After the last few posts, I realized that I need a category for RV maintenance. It seems to be taking up more and more of my time now that the 5th wheel is 5 years old.
After the wet bolt kit upgrade, the next project was (drum roll please) the toilet. It’s actually been an ongoing project for the last few months. For you non-RVers, our toilets are much different. There is no toilet tank holding several gallons of water to push stuff through the pipe. We basically have a 2 piece toilet – the bowl and the base. Between those 2 pieces is a flush valve to allow ‘stuff’ from the bowl to enter a pipe, which leads straight to a holding tank. We flush with a foot pedal. Besides opening the flush valve, it also sprays water into the toilet bowl. When you release the pedal it closes the flush valve and a small amount of fresh water remains in the bottom of the bowl. That small amount of standing water provides a barrier so that odors from the holding tank don’t come back up into the bathroom.

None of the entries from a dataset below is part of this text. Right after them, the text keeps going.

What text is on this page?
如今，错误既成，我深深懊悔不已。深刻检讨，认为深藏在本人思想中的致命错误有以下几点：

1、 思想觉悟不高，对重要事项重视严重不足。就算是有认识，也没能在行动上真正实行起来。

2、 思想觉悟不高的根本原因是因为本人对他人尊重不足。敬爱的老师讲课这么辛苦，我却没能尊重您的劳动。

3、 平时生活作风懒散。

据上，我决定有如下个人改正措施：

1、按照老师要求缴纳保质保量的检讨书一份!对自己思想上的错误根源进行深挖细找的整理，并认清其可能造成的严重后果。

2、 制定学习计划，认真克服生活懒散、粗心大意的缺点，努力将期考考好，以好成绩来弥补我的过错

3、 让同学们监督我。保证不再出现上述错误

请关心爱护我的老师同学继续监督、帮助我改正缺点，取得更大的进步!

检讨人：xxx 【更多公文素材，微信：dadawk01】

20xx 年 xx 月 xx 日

It’s fairly common for RV toilets to develop leaks around that flush valve so the bowl will no longer hold water. I’ve experienced this problem in the past and there are various solutions depending on the cause. Sometimes that opening just needs a thorough cleaning. Someone actually makes a special tool for it. I just use a circular toilet bowl brush. Sometimes a few ounces of vegetable oil in the bowl will recondition the rubber seal and make everything great again. And sometimes you just need to replace the seal. Not a fun job, but also fairly easy.
During my latest problem I tried the cleaning. That fixed the problem for a few days. I tried the vegetable oil. That lasted about a week. I changed the seal. That lasted about 3 weeks. So I started looking at other parts that could be changed. I changed a drive arm and the flush valve itself. Hell, I even tried some FlexSeal paint on the bottom of the bowl. Still no better. I’d been checking YouTube videos for other ideas and looking for more options in online forums. All the forum responses were ‘Buy a new toilet’. I found one YouTube video where the guy did a very good job of documenting 2 parts replacements. At the end of that video, he fessed up that given the same circumstances in the future, he would just buy a new base. That’s all I needed to hear at that point.
I checked online prices and shipping times, then found a local RV dealer that had one in stock for a reasonable price. That afternoon I installed the new base in under an hour (practice makes perfect). And it just felt different when I tested the flush. More solid. I didn’t mention it earlier but this particular toilet has a porcelain bowl but a plastic base. I’m not sure if the plastic got compressed enough to allow the leak or if an O ring just deteriorated. That O ring didn’t show up on any of the parts lists for the toilet but there was a definite difference between old and new. Just in case, I measured it and ordered a few spares for future use. So far so good on water staying in the bowl.